In 2009 he earned an MFA in Design at the University of Wisconsin - Madison. He taught Industrial Design for five years at Kansas State University and the last six years at the University of Wisconsin - Stout.
Industrial Designer Walks into a Bar: The Role of Humor in Student's Creativity and Conceptualization Processes
Education Symposium
Workshop
Sept 14, 2022
Main Stage
8:30 AM - 9:15 AM
The workshop will begin with a brief discussion of the crossovers and commonalities between humor, play, and design innovation: irony, unexpected combinations of elements, unanticipated outcomes, force fits, amusement, etc.
Further discussion will be around anecdotal observations of student reluctance for self-revelation and prewired tendencies toward safe and conservative ideation, and suggested use of stretching, sketch-ercising activities to encourage more unencumbered and unbridled explorations.

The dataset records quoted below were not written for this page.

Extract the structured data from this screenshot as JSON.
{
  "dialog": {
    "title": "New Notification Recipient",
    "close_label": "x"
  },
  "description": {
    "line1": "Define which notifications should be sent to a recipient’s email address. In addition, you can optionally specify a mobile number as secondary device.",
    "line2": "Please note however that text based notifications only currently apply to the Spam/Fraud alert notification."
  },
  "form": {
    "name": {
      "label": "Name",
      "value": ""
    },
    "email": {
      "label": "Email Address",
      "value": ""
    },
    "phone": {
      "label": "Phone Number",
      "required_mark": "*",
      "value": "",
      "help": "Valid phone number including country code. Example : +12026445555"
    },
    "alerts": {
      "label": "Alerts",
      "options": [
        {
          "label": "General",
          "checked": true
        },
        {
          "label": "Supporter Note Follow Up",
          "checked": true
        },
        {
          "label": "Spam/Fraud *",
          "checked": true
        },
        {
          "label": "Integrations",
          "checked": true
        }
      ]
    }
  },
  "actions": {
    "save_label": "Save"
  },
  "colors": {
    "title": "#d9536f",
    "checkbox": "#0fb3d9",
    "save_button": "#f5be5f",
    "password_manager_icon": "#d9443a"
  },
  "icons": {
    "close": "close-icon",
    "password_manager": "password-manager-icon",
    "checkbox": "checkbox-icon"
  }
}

The active workshop session will involve a Jay Doblin-inspired exercise of guided creativity involving writing new languages, deconstructing product features and attributes, active / rapid sketch ideation, forced integration, and finally an enthusiastic 'pitch' of newly conceptualized works to the assembled group. (Laughter ensues...if we've done it right.)
The session also will suggest the role of the instructor in facilitating the leap back from the 'ridiculous to the sublime' and finding the inklings of innovation in the solutions. There is always a nugget of something new!
The exercise will culminate in a recap of the objectives of the exercise and reflections on the results.